Thursday, February 2, 2012


Valentine's Day is just around the corner, so I thought I start the month sharing a few delectable ingredients to start getting you in the right groove to set the mood for your sweetheart!

6 Aphrodisiac Foods to Get You In the Mood

While aphrodisiacs (foods thought to increase your sexual desire and prowess) aren’t scientifically proven, they’ve been around for centuries. You may have already heard about chocolate and oysters, but did you know about asparagus? Read on for little known ways to feed your appetite — and your sexual one too.

The earthy, pungent aroma of these fungi reminds us of the musky scent of many colognes. Since you typically catch a whiff when you’re close to your man, you may associate the smell of both musk and truffles with sexual experiences.

Well, it is an egg after all! This indulgent food also has a high zinc content, which is essential for blood flow (if you know what we’re saying…).

Back in the day, any food resembling human sexual anatomy was thought to be an aphrodisiac. (Which definitely explains the oysters!) So given its phallic shape, asparagus’ libido-boosting rep as an aphrodisiac shouldn’t be a complete surprise. Did you know that in 19th-century France, bridegrooms were served multiple helpings to help their lovemaking? But there’s more to asparagus than its appearance: with its high nutrient content — including potassium, fiber, folic acid, and vitamins A, C, and B6 — asparagus boosts histamine production, which is necessary for the ability to reach orgasm in both sexes.

Legend has it that strawberries were considered an aphrodisiac back in the day because of their many tiny seeds, which was thought to symbolize fertility.
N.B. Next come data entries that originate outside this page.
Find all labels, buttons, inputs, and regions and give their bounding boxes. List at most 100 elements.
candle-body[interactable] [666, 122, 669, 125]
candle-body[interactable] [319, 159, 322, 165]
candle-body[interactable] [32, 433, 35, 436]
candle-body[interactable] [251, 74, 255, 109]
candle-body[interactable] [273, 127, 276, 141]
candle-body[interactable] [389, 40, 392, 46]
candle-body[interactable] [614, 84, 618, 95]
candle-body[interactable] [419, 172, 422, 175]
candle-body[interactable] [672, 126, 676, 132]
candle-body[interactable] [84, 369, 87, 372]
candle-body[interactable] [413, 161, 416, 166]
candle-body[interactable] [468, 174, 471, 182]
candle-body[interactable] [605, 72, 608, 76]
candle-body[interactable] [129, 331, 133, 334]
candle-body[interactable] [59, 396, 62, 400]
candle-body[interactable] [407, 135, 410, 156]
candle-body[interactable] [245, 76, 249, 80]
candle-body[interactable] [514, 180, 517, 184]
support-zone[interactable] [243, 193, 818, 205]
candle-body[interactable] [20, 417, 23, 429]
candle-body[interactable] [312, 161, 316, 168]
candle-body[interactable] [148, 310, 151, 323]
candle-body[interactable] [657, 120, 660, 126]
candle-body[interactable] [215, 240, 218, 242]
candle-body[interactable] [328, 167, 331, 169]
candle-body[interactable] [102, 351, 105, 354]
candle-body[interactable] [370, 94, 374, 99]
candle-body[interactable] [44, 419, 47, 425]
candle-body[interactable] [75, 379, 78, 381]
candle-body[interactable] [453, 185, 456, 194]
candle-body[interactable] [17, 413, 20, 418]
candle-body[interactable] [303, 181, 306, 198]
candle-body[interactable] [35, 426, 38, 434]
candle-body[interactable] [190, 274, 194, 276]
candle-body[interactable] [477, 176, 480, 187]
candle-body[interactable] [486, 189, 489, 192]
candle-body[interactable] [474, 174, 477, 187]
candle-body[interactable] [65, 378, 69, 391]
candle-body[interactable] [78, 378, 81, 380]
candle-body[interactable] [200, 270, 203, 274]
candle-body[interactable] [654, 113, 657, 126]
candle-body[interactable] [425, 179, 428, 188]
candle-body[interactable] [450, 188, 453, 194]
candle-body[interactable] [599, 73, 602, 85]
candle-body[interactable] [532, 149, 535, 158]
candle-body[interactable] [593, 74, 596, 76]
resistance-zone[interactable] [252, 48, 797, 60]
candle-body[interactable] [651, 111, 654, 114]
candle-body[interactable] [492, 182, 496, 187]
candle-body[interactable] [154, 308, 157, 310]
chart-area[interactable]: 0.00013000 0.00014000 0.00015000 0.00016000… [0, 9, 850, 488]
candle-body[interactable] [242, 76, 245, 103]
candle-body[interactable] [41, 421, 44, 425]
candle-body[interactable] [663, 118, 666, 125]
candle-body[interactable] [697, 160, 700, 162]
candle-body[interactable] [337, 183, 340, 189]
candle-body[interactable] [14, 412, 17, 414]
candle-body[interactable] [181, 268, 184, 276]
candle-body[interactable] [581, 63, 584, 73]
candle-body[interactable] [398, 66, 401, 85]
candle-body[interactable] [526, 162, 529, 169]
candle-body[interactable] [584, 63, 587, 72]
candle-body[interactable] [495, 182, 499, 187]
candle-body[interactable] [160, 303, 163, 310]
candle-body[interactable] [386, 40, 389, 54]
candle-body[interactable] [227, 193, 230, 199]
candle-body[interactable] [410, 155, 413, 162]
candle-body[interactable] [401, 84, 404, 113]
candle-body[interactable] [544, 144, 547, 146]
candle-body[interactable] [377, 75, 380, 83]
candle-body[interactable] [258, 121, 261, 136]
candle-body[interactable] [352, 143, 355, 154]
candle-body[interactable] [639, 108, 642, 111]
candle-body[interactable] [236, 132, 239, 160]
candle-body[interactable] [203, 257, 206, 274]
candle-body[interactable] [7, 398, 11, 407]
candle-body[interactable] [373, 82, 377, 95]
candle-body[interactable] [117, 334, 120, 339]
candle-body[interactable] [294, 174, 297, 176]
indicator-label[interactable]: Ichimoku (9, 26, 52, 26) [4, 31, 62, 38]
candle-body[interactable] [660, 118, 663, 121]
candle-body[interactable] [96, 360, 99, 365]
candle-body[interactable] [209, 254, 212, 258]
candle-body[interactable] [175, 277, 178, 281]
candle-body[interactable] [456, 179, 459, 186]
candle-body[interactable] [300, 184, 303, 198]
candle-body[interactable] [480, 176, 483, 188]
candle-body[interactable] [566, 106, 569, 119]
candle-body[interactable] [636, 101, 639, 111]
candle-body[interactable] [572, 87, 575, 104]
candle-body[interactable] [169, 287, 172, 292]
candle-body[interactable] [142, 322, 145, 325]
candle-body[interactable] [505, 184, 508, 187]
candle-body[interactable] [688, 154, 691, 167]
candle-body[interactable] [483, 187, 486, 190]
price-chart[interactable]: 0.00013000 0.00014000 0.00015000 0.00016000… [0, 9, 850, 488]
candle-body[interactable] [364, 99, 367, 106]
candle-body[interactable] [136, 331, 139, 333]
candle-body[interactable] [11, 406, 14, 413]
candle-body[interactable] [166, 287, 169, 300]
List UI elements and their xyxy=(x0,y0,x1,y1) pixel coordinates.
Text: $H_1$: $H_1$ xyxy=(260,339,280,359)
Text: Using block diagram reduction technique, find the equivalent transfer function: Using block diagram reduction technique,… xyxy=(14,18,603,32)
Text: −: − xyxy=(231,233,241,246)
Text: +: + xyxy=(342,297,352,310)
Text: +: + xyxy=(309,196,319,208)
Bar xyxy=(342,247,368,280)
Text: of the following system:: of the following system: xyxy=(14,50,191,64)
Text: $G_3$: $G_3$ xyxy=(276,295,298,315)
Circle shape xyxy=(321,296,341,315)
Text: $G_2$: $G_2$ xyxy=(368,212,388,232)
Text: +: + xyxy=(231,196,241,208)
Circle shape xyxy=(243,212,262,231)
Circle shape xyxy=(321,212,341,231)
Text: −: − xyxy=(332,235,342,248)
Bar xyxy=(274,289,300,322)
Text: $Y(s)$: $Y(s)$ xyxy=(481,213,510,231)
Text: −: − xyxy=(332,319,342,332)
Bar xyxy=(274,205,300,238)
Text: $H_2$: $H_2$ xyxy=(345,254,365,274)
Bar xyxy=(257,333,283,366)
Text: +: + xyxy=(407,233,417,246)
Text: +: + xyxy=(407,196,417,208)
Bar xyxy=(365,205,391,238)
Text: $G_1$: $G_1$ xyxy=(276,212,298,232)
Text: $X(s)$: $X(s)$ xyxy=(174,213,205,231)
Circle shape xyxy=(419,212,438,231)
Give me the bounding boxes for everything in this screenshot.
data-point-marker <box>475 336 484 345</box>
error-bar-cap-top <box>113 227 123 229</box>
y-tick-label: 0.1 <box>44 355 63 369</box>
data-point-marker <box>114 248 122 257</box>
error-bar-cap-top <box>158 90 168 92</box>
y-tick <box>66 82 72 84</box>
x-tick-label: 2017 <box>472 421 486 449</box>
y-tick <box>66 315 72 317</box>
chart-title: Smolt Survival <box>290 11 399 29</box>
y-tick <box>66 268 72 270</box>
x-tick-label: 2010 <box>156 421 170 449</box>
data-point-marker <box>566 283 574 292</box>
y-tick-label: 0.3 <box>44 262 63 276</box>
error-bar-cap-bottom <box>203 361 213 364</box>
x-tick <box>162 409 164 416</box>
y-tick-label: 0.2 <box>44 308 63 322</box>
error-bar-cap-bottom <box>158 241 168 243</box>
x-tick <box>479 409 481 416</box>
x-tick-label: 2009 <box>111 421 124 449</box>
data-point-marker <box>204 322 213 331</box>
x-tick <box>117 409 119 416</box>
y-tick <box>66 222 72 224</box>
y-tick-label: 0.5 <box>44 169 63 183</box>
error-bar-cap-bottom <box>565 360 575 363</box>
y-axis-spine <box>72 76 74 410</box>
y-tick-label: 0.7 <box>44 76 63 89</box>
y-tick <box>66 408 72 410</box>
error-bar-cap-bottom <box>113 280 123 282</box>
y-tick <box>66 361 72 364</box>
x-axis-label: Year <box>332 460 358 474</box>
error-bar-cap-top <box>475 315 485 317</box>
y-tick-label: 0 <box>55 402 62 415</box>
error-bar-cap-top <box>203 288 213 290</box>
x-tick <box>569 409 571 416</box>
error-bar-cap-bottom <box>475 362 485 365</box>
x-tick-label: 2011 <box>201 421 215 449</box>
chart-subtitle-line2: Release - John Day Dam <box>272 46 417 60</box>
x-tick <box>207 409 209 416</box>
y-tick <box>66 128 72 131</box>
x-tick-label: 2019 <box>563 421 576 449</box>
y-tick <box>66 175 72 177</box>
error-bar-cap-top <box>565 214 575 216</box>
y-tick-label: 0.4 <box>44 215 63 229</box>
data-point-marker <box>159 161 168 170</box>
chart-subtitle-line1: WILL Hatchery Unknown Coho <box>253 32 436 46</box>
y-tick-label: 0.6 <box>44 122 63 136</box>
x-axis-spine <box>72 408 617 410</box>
And literary and artistic references to strawberries as “fruit nipples” have been found. Okay, so that’s not a scientific connection, but come on, they’re just a sexy food.

Cinnamon has been shown to increase appetite (both physical and sexual). Some people even rub cinnamon oil onto their bodies to produce powerful sexual stimulation. Or, you could just eat it.

There’s a reason it’s called a “honeymoon.” Honey has long been associated with sexual desire — it’s been called the nectar of Aphrodite (yes, the goddess of love). In medieval times, people would drink mead (a fermented honey drink) to increase sexual desire. Not enough basis to give you a sweet tooth? Well, honey is rich in B vitamins, the same vitamins needed for testosterone production.